(geb. Elsa Kotányi, wiederverh. Widakovich)
geboren am 23. November 1876 in Wien
gestorben am 20. Januar 1943 in Buenos Aires
österreichische Schriftstellerin und Philosophin
80. Todestag am 20. Januar 2023
Biografie • Weblinks • Literatur & Quellen
Biografie
Die aus guten Gründen als „feministische Vordenkerin und Philosophin“ (Spreitzer, 594) geltende Autorin Else Jerusalem wurde 1876 als Elsa Kotányi in Wien geboren. Bekannt wurde sie vor allem durch ihren Roman Der heilige Skarabäus (1909). “Ich habe nur selten erlebt, dass ein Buch ein solches Aufsehen erregt hat” (Francé-Harrar, 75), erinnert sich die Schriftstellerin und Biologin Anni Francé-Harrar noch nach mehr als einem halben Jahrhundert.
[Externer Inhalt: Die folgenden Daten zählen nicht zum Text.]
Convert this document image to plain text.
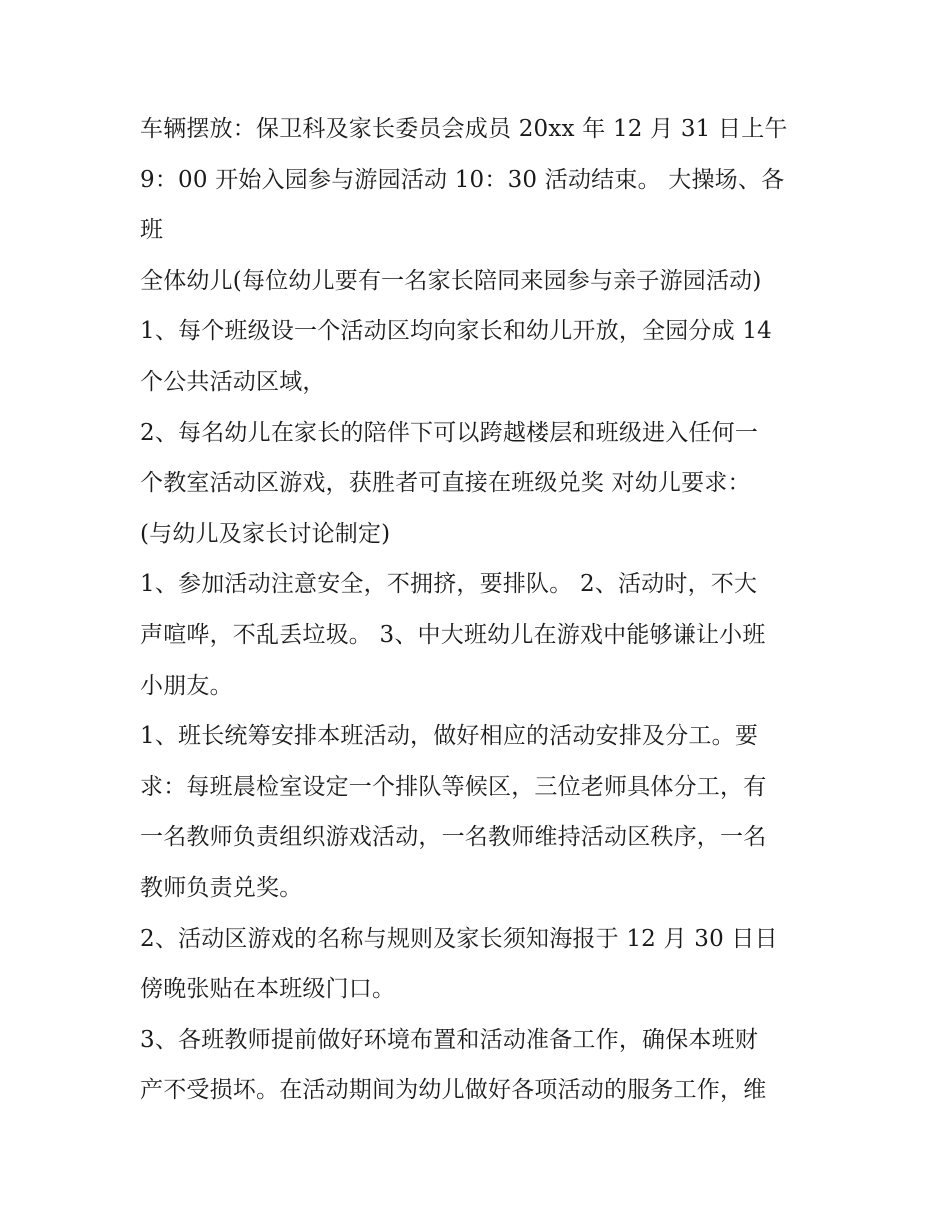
车辆摆放：保卫科及家长委员会成员 20xx 年 12 月 31 日上午
9：00 开始入园参与游园活动 10：30 活动结束。 大操场、各
班
全体幼儿(每位幼儿要有一名家长陪同来园参与亲子游园活动)
1、每个班级设一个活动区均向家长和幼儿开放，全园分成 14
个公共活动区域，
2、每名幼儿在家长的陪伴下可以跨越楼层和班级进入任何一
个教室活动区游戏，获胜者可直接在班级兑奖 对幼儿要求：
(与幼儿及家长讨论制定)
1、参加活动注意安全，不拥挤，要排队。 2、活动时，不大
声喧哗，不乱丢垃圾。 3、中大班幼儿在游戏中能够谦让小班
小朋友。
1、班长统筹安排本班活动，做好相应的活动安排及分工。要
求：每班晨检室设定一个排队等候区，三位老师具体分工，有
一名教师负责组织游戏活动，一名教师维持活动区秩序，一名
教师负责兑奖。
2、活动区游戏的名称与规则及家长须知海报于 12 月 30 日日
傍晚张贴在本班级门口。
3、各班教师提前做好环境布置和活动准备工作，确保本班财
产不受损坏。在活动期间为幼儿做好各项活动的服务工作，维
Anhand des durch die Hände einer Reihe von „Bordellmamas“ (Jerusalem 2016, 248) gehenden Rothauses führt Jerusalem den Lesenden die verschiedenen Funktionsweisen eines solchen Etablissements vor. Zugleich erzählt sie die Geschichte des in dem Haus geborenen Mädchens Milada. Der Bordellroman erreichte bis zur Machtübernahme der Nationalsozialisten etliche Auflagen, wurde in verschiedene Sprachen übersetzt und 1928 verfilmt. Nach der Machtergreifung durch die Nationalsozialisten wurde er von den neuen Herrschern verboten und war nach 1945 in Vergessenheit geraten. Nur 1954 erschien eine stark zusammengestrichene Ausgabe. Erst mit dem ausgehenden 20. Jahrhundert begannen einige feministische Literaturwissenschaftlerinnen den Roman wiederzuentdecken und sich für ihn zu interessieren. Es sollte jedoch bis zum Jahr 2016 dauern, bis im Verlag Das vergessene Buch eine von Brigitte Spreitzer herausgegebene ungekürzte Neuausgabe erschien, der die Herausgeberin ihre überaus instruktive Spurensuche zur Biographie der Autorin angehängt hat.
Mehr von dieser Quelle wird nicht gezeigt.